Understanding that people make decisions based on emotion rather than logic can be an important point to keep in mind because content can then be catered to emotion more than explaining why one product is better than another. Writing articles and creating videos that appeal to someone’s emotions creates a positive association with the business that’s not possible with interruption marketing. For example, no matter how compelling the case if for an alternative to the iPhone or Samsung galaxy, people are going to stick with these brands because they trust them and have emotional identifications with these products.
All the really influential marketers of our day like Gary Vee, Seth Godin, Ramit Sethi, and Neil Patel explain how important it is to add real-world value to your customers and viewers and not try to force your product down their throat.

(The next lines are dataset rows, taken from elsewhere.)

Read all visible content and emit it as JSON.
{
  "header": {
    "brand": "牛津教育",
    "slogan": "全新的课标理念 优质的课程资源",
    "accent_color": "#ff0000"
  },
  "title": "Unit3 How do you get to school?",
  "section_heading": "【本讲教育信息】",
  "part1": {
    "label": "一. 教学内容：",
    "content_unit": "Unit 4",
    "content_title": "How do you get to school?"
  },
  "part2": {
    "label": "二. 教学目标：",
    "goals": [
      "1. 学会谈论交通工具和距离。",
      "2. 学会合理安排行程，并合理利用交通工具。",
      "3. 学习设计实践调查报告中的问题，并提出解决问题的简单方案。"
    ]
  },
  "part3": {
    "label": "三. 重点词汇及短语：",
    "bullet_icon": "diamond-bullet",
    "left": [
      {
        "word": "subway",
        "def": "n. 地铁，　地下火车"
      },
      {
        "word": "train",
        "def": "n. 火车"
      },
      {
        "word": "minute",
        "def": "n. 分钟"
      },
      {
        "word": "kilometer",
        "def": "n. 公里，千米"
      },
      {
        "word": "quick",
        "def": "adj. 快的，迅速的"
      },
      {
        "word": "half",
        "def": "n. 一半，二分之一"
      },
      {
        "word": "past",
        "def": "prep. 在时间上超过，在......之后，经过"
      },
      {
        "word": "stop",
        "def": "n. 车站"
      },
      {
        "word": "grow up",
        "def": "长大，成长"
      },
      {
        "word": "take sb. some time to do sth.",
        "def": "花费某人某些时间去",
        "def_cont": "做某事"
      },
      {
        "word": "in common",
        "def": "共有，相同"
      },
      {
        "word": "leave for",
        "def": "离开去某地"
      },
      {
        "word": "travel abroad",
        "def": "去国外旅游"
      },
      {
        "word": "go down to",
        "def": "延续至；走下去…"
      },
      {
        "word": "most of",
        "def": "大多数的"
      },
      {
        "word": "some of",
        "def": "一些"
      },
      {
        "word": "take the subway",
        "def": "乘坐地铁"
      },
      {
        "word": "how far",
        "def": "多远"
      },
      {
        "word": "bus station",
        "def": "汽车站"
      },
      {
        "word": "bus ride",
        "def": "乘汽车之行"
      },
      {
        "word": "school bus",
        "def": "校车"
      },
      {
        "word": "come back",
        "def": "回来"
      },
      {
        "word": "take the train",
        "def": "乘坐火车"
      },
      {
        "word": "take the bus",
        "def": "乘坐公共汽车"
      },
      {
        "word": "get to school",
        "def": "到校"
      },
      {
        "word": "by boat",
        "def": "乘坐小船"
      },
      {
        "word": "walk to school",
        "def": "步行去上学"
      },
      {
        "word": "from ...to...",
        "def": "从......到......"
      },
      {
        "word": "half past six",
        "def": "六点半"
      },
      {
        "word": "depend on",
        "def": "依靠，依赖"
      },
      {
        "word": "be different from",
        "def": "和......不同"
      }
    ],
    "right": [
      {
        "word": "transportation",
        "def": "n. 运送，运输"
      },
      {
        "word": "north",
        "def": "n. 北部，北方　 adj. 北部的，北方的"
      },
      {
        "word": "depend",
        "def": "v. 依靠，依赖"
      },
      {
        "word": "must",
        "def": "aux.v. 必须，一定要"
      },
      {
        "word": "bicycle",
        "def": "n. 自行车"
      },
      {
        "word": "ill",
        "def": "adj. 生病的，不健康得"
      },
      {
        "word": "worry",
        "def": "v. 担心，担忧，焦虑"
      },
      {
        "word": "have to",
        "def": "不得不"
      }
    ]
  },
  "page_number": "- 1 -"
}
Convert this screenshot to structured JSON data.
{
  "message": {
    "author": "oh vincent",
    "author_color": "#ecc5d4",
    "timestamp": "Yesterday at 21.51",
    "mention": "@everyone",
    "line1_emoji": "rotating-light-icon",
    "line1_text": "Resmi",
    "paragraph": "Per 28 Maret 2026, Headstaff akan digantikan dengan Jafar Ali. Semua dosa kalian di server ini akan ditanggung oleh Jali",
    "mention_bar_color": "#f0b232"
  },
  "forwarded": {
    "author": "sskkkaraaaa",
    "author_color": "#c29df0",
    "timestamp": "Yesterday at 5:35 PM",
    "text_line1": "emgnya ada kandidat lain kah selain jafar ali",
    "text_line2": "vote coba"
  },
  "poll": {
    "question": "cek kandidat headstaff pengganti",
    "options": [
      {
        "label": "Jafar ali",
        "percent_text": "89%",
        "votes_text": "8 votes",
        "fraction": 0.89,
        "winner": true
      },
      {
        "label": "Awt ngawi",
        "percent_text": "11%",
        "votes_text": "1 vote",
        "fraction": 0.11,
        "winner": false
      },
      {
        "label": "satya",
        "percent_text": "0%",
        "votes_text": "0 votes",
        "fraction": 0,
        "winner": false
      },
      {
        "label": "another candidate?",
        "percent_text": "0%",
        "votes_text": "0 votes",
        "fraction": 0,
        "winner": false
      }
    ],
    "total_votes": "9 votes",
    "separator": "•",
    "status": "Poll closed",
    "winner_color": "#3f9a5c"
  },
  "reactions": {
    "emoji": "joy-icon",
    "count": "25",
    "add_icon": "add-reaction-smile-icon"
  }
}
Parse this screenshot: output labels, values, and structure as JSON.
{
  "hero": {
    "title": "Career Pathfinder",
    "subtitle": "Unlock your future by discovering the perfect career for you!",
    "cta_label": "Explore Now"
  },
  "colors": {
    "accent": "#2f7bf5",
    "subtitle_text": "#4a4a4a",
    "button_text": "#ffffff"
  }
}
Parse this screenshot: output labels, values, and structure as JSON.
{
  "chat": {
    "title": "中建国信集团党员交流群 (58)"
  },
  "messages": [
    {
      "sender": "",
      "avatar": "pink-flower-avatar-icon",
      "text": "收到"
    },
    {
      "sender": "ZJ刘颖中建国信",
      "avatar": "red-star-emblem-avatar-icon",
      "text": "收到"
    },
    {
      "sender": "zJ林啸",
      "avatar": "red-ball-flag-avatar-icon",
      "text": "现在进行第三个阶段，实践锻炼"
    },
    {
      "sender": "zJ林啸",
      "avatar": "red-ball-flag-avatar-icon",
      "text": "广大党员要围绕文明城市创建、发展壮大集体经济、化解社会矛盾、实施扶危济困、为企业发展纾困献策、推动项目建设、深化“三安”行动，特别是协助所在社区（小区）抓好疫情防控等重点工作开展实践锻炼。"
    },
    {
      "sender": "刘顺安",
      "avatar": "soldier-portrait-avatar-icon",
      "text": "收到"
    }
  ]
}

Here are a few resources that explain just that:
- 1,000 True Fans Article — Kevin Kelly
- Purple Cow: Transform Your Business by Being Remarkable by Seth Godin
- Unleashing the Ideavirus by Seth Godin
- Permission Marketing by Seth Godin
- Now is the time to CRUSH IT by Gary Vee
- Jab, Jab, Jab, Right Hook by Gary Vee
- The Thank You Economy by Gary Vee
- Zero to Launch course by Ramit Sethi
- Content Marketing — Neil Patel
Both these sides of marketing are highly interconnected because without a brand the ads would be useless, but without the ads, it would be much harder to gain a large viewership of people that are coming to the business in the first place.
Marketing is a very broad field and I hope this article gave a meta-perspective and birds-eye view of what marketing really entails.